So, thanks to George Osborne’s Spending Review yesterday we have some fun and games to look forward to in the coming years. I have a horrid feeling we’re not going to enjoy it much. But I guess one thing’s for sure – Greenwich has been there before…
Greenwich has seen its good times and its very bad times. For starters I can’t imagine St Alfege was having a great time of it just shy of 1000 years ago. The town had some great years while the sundry kings and queens were happy to patronise it, but as soon as the sickly King James decided it wasn’t good for his wheezing, it all went downhill a bit.
The first really bad times were during the Commonwealth when much of the wealth was made very common indeed. Cromwell turned Greenwich Palace into a biscuit factory, and however grim yesterday’s cuts may be, at least George Osborne hasn’t made Christmas a criminal offence (yet.)
In fact we seem to be up and down all the time. One minute we’re patronised by royalty, the next we’re down the pan. Then we have a lovely new hospital and observatory, then we’re down the pan again. We get some beautiful new Georgian buildings and it all starts to pick up then – you guessed it, we’re back down the pan.
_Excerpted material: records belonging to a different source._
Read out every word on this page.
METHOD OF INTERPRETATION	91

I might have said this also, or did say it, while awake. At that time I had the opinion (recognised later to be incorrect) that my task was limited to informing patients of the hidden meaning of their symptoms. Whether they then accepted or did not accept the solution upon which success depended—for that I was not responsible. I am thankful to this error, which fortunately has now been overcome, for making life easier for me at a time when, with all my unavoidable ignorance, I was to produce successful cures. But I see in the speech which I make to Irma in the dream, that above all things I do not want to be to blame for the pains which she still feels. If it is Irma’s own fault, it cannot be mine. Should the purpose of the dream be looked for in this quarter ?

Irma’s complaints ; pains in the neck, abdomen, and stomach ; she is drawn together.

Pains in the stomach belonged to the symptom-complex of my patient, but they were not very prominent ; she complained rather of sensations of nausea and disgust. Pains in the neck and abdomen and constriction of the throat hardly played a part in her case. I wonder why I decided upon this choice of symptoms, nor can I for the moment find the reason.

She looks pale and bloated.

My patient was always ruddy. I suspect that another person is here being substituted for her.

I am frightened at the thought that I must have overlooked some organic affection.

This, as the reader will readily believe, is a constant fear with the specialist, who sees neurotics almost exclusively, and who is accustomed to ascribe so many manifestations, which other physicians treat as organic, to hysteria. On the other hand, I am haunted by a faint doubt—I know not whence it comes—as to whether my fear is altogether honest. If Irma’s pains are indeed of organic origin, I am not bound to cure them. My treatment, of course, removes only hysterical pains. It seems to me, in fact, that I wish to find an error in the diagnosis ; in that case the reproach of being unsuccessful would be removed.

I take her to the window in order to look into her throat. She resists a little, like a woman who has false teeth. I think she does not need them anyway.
Probably the grimmest time was in the 18th Century when the grot and squalor was felt particularly hard because Greenwich’s world had been so very glamorous just beforehand. West Greenwich, which is now essentially Deptford (remember, it’s all shifted east these days) felt it particularly badly.
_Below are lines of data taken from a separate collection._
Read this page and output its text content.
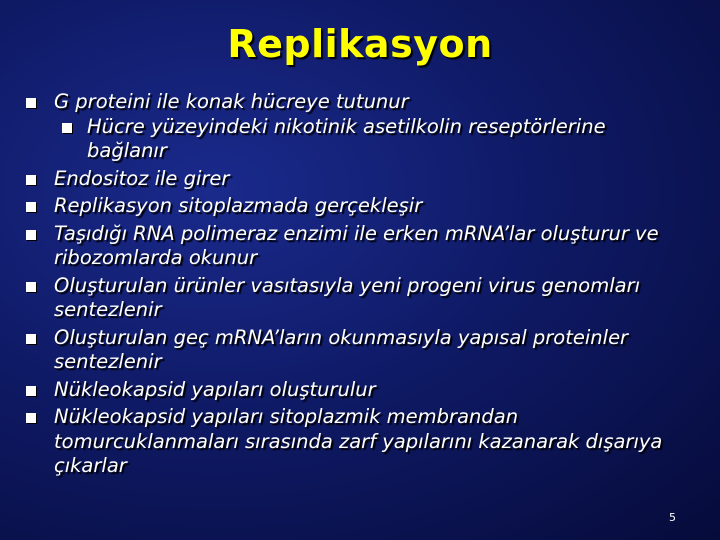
Replikasyon
G proteini ile konak hücreye tutunur
Hücre yüzeyindeki nikotinik asetilkolin reseptörlerine bağlanır
Endositoz ile girer
Replikasyon sitoplazmada gerçekleşir
Taşıdığı RNA polimeraz enzimi ile erken mRNA’lar oluşturur ve ribozomlarda okunur
Oluşturulan ürünler vasıtasıyla yeni progeni virus genomları sentezlenir
Oluşturulan geç mRNA’ların okunmasıyla yapısal proteinler sentezlenir
Nükleokapsid yapıları oluşturulur
Nükleokapsid yapıları sitoplazmik membrandan tomurcuklanmaları sırasında zarf yapılarını kazanarak dışarıya çıkarlar
5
The town is without necessaries: they’ve butchers without meat, alehouses without drink, houses without furniture, shops without trade, captains without commissions, wives without husbands, a church without religion and hospitals without charity.
The same anonymous writer finds little to enjoy in Greenwich town centre either. He complains that St Alfege’s churchyard is in a right state; that the number of dead have almost buried the church – could each corpse but raise his head half a foot above the surface, he might peep in at the church window and frighten the congregation.
He’s especially disparaging of the hospital – that the buildings are grand enough but the poor sods who have to live in them have a wretched life – and this is before the place is even finished. “Every pensioner is to have a cabin to himself and is allotted a little more room than he is likely to enjoy in the churchyard.
Interestingly, the writer is very much aware of the poverty divide – there are decent – grand, even – houses, with silks and tapestries, Indian cabinets and tables, and smart people walking about town in lace, furbelows and satin petticoats. I’m surprised, given the dodgy nature of the rest of the town, that smart people wanted to live around it. There’s a splendid description of a house owned by a Dr Cade – but the only reason we know about his satin counterpanes, Indian gold and all-coloured silk is from the incident report of a robbery at his house.
Crime, both petty and serious, was rife. It ranges from the comic – in 1744 a sailor got off his ship looking strangely tubby after all his months at sea and was found to have yards and yards of lace wrapped round his body – to the alarming – highwaymen, which we’ve talked about before.
I’m surprised the gentlemen of the roads’ horses didn’t stumble and send them flying off into a muddy puddle. The streets were in a terrible shape. The council (or equivalent) kept putting off paving the streets, to save cash. They declared there was no point paving the roads until an Act of Parliament was passed forcing carriages to have broader wheels, as it stood the lovely paving the were planning for ‘some point in the future’ would just get broken. The roads were in such a state that my mate the Rev. LeStrange tells me that there were more sprained ankles and broken arms and legs in Greenwich than in any other town in Europe.
But what comes around goes around. Things got a smidge better in Georgian times, before plunging back into industrial gloom in the late 19th and early 20th centuries, though there were still plenty of wealthy people knocking around, aminly the direct beneficiaries of said industrial gloom. Two world wars gave Greenwich another, rather more literal, bashing – and by the time when C Day Lewis (or (‘Nicholas Blake’) was writing the fabulously atmospheric, if frankly cheesy, potboiler The Worm of Death in the 1960s, it was back to being run-down again. In fact Day Lewis seems to have chosen to live in Greenwich precisely because it was run down…
So, the morning after sitting gloomily in the pub wondering just how long I have before the knell of redundancy clangs for me, I’m a bit more chipper. Dips and troughs are what Greenwich is about. It’s been smart – and it’s been anything but. And it will be both again.